The Conservative Party’s net loss of five London constituencies in Thursday’s general election has underlined what a sorry state it is in in the capital. Most of its defeats were half-expected or at least half-plausible. But to be unseated in Enfield Southgate and Kensington is damning. Even Boris Johnson is down to his last 5,000 votes. And they should take no consolation from their one gain of the night being Zac Goldsmith’s return in Richmond Park – his disgraceful mayoral bid last year has been a big contributor to Tory fortunes here continuing to plunge.
But the reverses suffered by Theresa May across the country provide London Conservatism with hope of rehabilitation. While their ranks contain plenty of eager Brexiters, notably on the London Assembly, there are respected Remainers too. The prime minister is weak, clinging to her premiership by fingernails already frayed and grubby thanks to her courting Northern Ireland’s hard-faced Democratic Unionists. She went to the country seeking the support of the slim Leave majority and failed. It confirms that there is no national mandate for a ruinous “hard Brexit”, which May, as a Remainer, presumably does not really believe in anyway. London certainly doesn’t want one. Our Tory Remainers in parliament must make their presence felt.

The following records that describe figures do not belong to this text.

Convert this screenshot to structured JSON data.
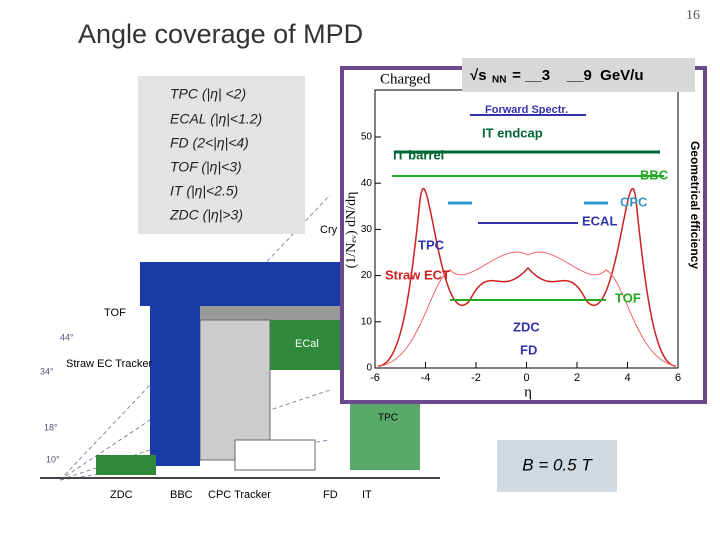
{
  "page_number": "16",
  "title": "Angle coverage of MPD",
  "energy": {
    "prefix": "√s",
    "subscript": "NN",
    "rest": " = __3    __9  GeV/u"
  },
  "coverage": [
    "TPC  (|η| <2)",
    "ECAL (|η|<1.2)",
    "FD (2<|η|<4)",
    "TOF (|η|<3)",
    "IT (|η|<2.5)",
    "ZDC (|η|>3)"
  ],
  "field": "B = 0.5 T",
  "detector": {
    "labels": [
      "TOF",
      "Straw EC Tracker",
      "ZDC",
      "BBC",
      "CPC Tracker",
      "FD",
      "IT",
      "ECal",
      "TPC",
      "Cry"
    ],
    "angles": [
      "44°",
      "34°",
      "18°",
      "10°"
    ]
  },
  "plot": {
    "title": "Charged",
    "y_label": "(1/Nₑᵥ) dN/dη",
    "x_label": "η",
    "right_label": "Geometrical efficiency",
    "xticks": [
      "-6",
      "-4",
      "-2",
      "0",
      "2",
      "4",
      "6"
    ],
    "yticks": [
      "0",
      "10",
      "20",
      "30",
      "40",
      "50"
    ],
    "curve_labels": [
      "Forward Spectr.",
      "IT endcap",
      "IT barrel",
      "BBC",
      "CPC",
      "ECAL",
      "TPC",
      "Straw ECT",
      "TOF",
      "ZDC",
      "FD"
    ]
  }
}
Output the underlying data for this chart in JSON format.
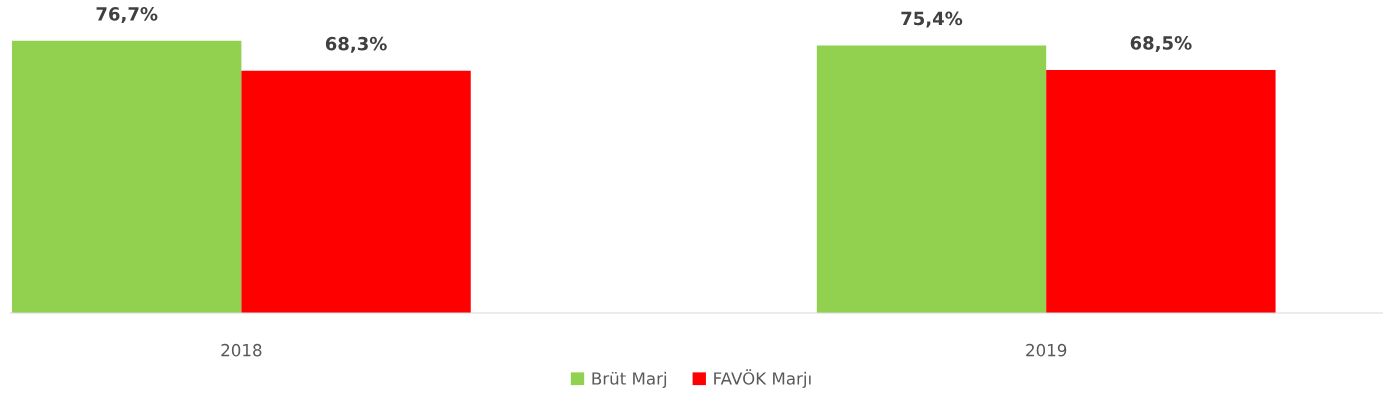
{
  "chart_data": {
    "type": "bar",
    "categories": [
      "2018",
      "2019"
    ],
    "series": [
      {
        "name": "Brüt Marj",
        "color": "#92d050",
        "values": [
          76.7,
          75.4
        ],
        "value_labels": [
          "76,7%",
          "75,4%"
        ]
      },
      {
        "name": "FAVÖK Marjı",
        "color": "#ff0000",
        "values": [
          68.3,
          68.5
        ],
        "value_labels": [
          "68,3%",
          "68,5%"
        ]
      }
    ],
    "tick_labels": "x",
    "grid": false,
    "legend": "bottom"
  }
}
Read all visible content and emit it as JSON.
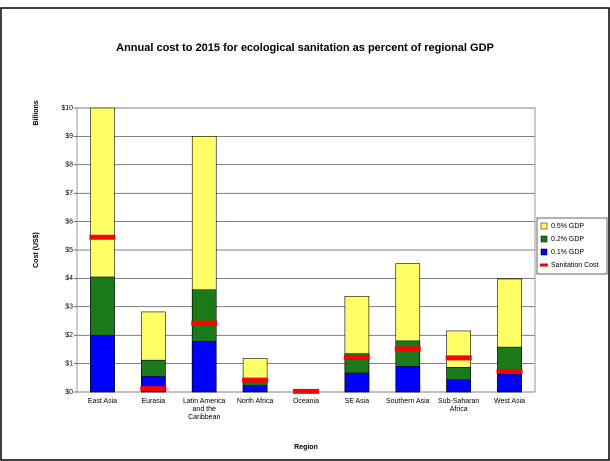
{
  "chart_data": {
    "type": "bar",
    "title": "Annual cost to 2015 for ecological sanitation as percent of regional GDP",
    "y_label": "Cost (US$)",
    "y_unit_label": "Billions",
    "x_label": "Region",
    "categories": [
      "East Asia",
      "Eurasia",
      "Latin America and the Caribbean",
      "North Africa",
      "Oceania",
      "SE Asia",
      "Southern Asia",
      "Sub-Saharan Africa",
      "West Asia"
    ],
    "series": [
      {
        "name": "0.5% GDP",
        "color": "#ffff66",
        "values": [
          10.0,
          2.82,
          9.0,
          1.18,
          0.05,
          3.37,
          4.52,
          2.15,
          3.98
        ]
      },
      {
        "name": "0.2% GDP",
        "color": "#1a7a1a",
        "values": [
          4.05,
          1.12,
          3.6,
          0.47,
          0.02,
          1.35,
          1.8,
          0.87,
          1.58
        ]
      },
      {
        "name": "0.1% GDP",
        "color": "#0000ff",
        "values": [
          2.0,
          0.55,
          1.78,
          0.22,
          0.01,
          0.67,
          0.9,
          0.43,
          0.63
        ]
      },
      {
        "name": "Sanitation Cost",
        "color": "#ff0000",
        "mark": "dash",
        "values": [
          5.45,
          0.12,
          2.42,
          0.42,
          0.02,
          1.22,
          1.52,
          1.2,
          0.72
        ]
      }
    ],
    "ylim": [
      0,
      10
    ],
    "yticks": [
      {
        "value": 0,
        "label": "$0"
      },
      {
        "value": 1,
        "label": "$1"
      },
      {
        "value": 2,
        "label": "$2"
      },
      {
        "value": 3,
        "label": "$3"
      },
      {
        "value": 4,
        "label": "$4"
      },
      {
        "value": 5,
        "label": "$5"
      },
      {
        "value": 6,
        "label": "$6"
      },
      {
        "value": 7,
        "label": "$7"
      },
      {
        "value": 8,
        "label": "$8"
      },
      {
        "value": 9,
        "label": "$9"
      },
      {
        "value": 10,
        "label": "$10"
      }
    ],
    "grid": true,
    "legend": "right"
  }
}
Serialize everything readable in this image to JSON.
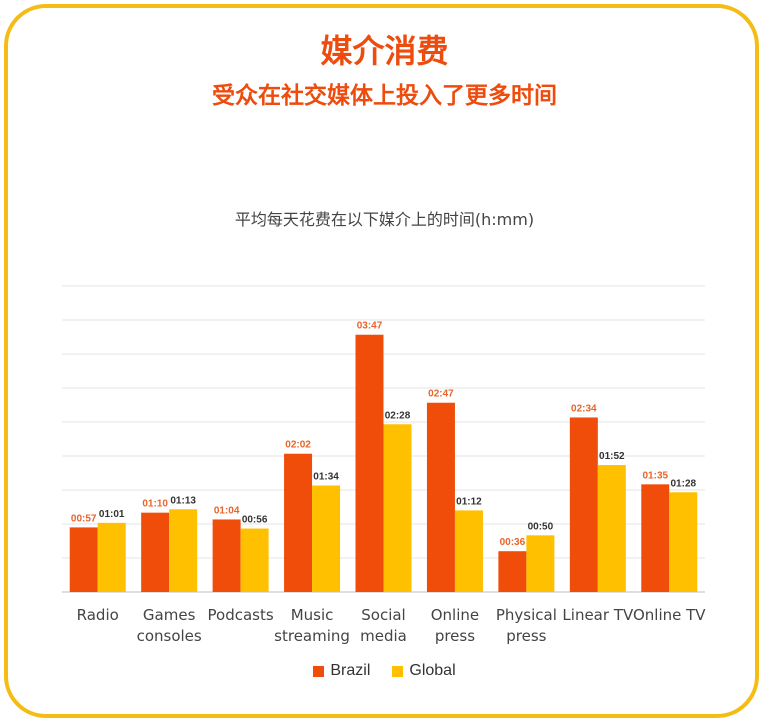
{
  "header": {
    "title": "媒介消费",
    "subtitle": "受众在社交媒体上投入了更多时间"
  },
  "chart_data": {
    "type": "bar",
    "title": "平均每天花费在以下媒介上的时间(h:mm)",
    "categories": [
      [
        "Radio"
      ],
      [
        "Games",
        "consoles"
      ],
      [
        "Podcasts"
      ],
      [
        "Music",
        "streaming"
      ],
      [
        "Social",
        "media"
      ],
      [
        "Online",
        "press"
      ],
      [
        "Physical",
        "press"
      ],
      [
        "Linear TV"
      ],
      [
        "Online TV"
      ]
    ],
    "series": [
      {
        "name": "Brazil",
        "color": "#F04D0A",
        "label_color": "#E8642A",
        "values": [
          57,
          70,
          64,
          122,
          227,
          167,
          36,
          154,
          95
        ],
        "labels": [
          "00:57",
          "01:10",
          "01:04",
          "02:02",
          "03:47",
          "02:47",
          "00:36",
          "02:34",
          "01:35"
        ]
      },
      {
        "name": "Global",
        "color": "#FFC000",
        "label_color": "#333333",
        "values": [
          61,
          73,
          56,
          94,
          148,
          72,
          50,
          112,
          88
        ],
        "labels": [
          "01:01",
          "01:13",
          "00:56",
          "01:34",
          "02:28",
          "01:12",
          "00:50",
          "01:52",
          "01:28"
        ]
      }
    ],
    "ylim": [
      0,
      270
    ],
    "gridlines": 9,
    "legend_position": "bottom"
  }
}
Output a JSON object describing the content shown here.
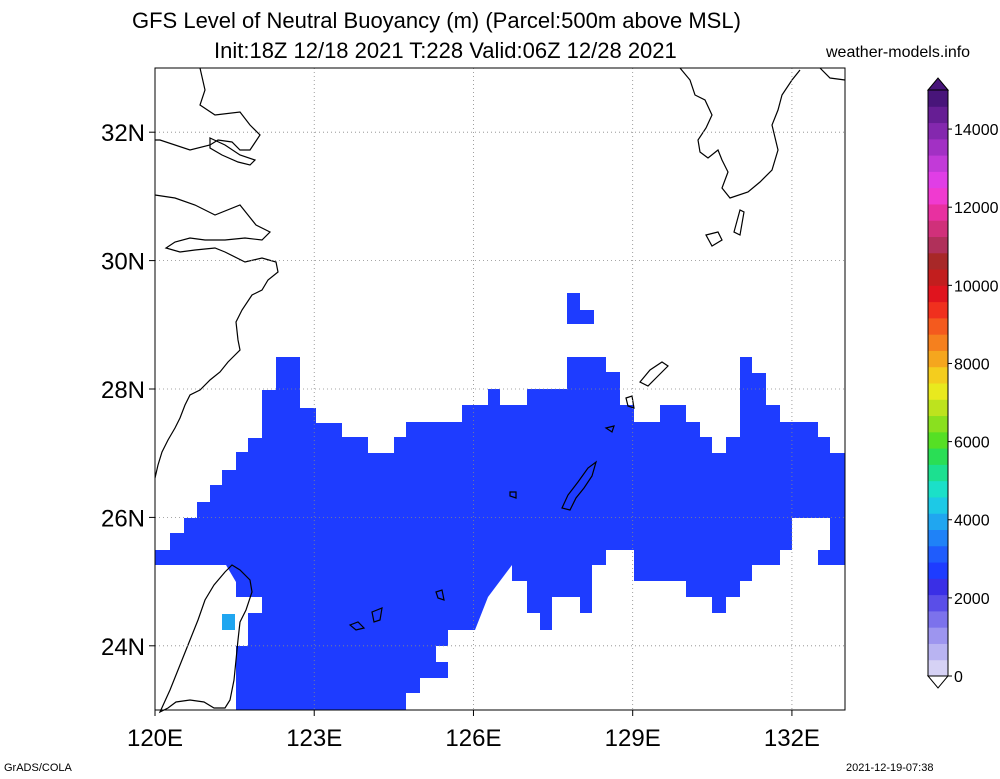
{
  "title_line1": "GFS Level of Neutral Buoyancy (m) (Parcel:500m above MSL)",
  "title_line2": "Init:18Z 12/18 2021 T:228 Valid:06Z 12/28 2021",
  "credit": "weather-models.info",
  "footer_left": "GrADS/COLA",
  "footer_right": "2021-12-19-07:38",
  "map": {
    "lon_labels": [
      "120E",
      "123E",
      "126E",
      "129E",
      "132E"
    ],
    "lat_labels": [
      "24N",
      "26N",
      "28N",
      "30N",
      "32N"
    ],
    "lon_values": [
      120,
      123,
      126,
      129,
      132
    ],
    "lat_values": [
      24,
      26,
      28,
      30,
      32
    ],
    "lon_range": [
      120,
      133
    ],
    "lat_range": [
      23,
      33
    ],
    "grid": "dotted",
    "fill_color": "#1e3cff"
  },
  "colorbar": {
    "labels": [
      "0",
      "2000",
      "4000",
      "6000",
      "8000",
      "10000",
      "12000",
      "14000"
    ],
    "range": [
      0,
      15000
    ],
    "colors": [
      "#d6d2f5",
      "#b9b4f2",
      "#9d95ef",
      "#7c72ec",
      "#5a4ee8",
      "#3a2fe6",
      "#1e3cff",
      "#1f5cfc",
      "#1f82f7",
      "#20a6f0",
      "#1dc9e6",
      "#1be0c8",
      "#1ce090",
      "#2ade55",
      "#55e024",
      "#8ae01f",
      "#bde31e",
      "#e9e91e",
      "#f4cd1e",
      "#f5a61e",
      "#f5801e",
      "#f45a1e",
      "#f0301e",
      "#e0141e",
      "#c21e1e",
      "#a82828",
      "#b0305a",
      "#d0307a",
      "#e830a0",
      "#f03ad0",
      "#e03ee6",
      "#c23ad8",
      "#a230c4",
      "#8428ae",
      "#661e94",
      "#48157a"
    ]
  }
}
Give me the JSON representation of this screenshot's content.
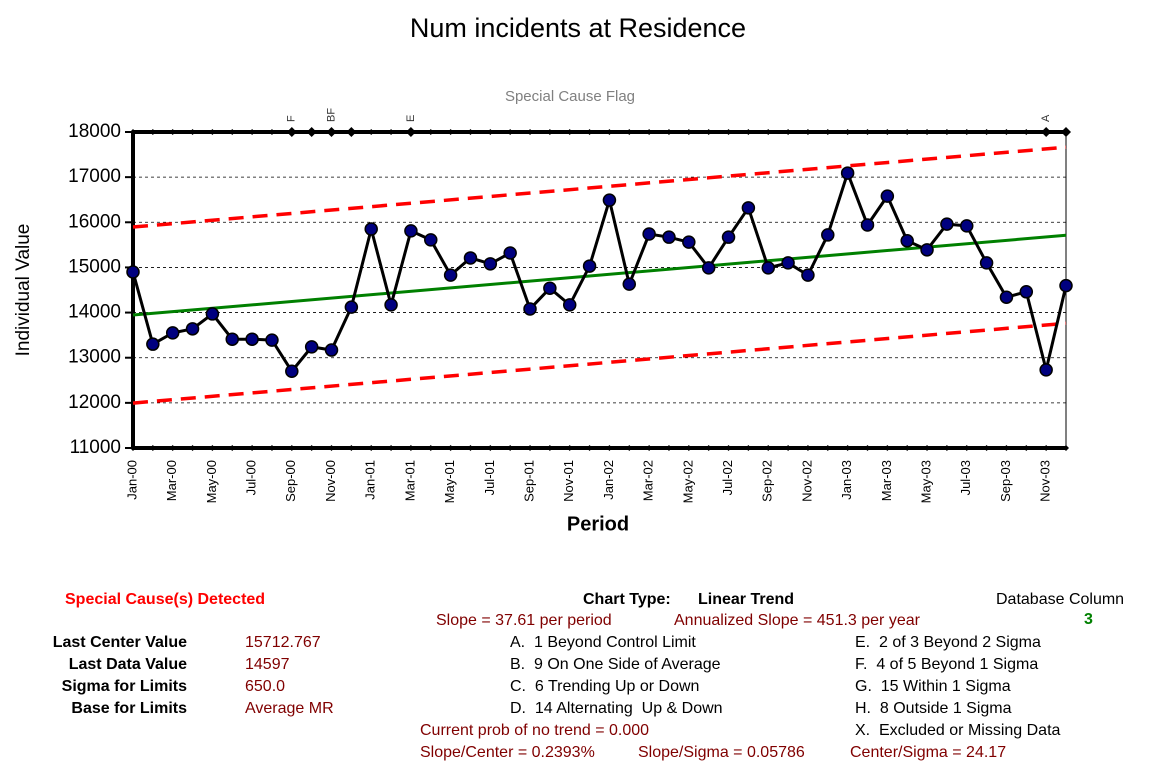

There are already some signs of this happening. Mark Field, MP for the Cities of London and Westminster, who made a nuanced and comprehensive case for Remain, has been quoted in support of the view that May must change her Brexit plans (whatever exactly they are): “It would be foolish not to have a pause. Other voices have their part to play.” Bob Neill, still solidly ensconced in Bromley and Chislehurst, has tweeted in support of the idea advanced by Armando Iannucci and taken up by other Tories that the main political parties should set aside their differences to negotiate the best Brexit deal. Neill is regarded as consensus politician – exactly the type the UK requires right now.
It’s far too soon to say how great the appetite is among London’s 21 Conservative MPs in the capital for pushing the PM for a Brexit that reflects the narrowness of the referendum margin. But Remainers far outnumbered Leavers among the 21 London Tory MPs left and the election has left no doubt that the capital is as a pro-Remain as ever, with prominent Leavers Theresa Villers and Iain Duncan Smith badly weakened and the eurosceptic Goldsmith crawling back by just 45 votes. Even Johnson, ever the opportunist and for whom sovereignty, rather than trading arrangements or immigration, was the key factor in his becoming the poster boy for Leave, might have some useful part to play.
The new Commons landscape is complex and treacherous. The PM’s instinct when under pressure, as so damagingly revealed during the election campaign, is to retreat to her bunker rather than reach out. But, for the sake of the country as well as their city, London’s Tory MPs must surely try to persuade her to think differently.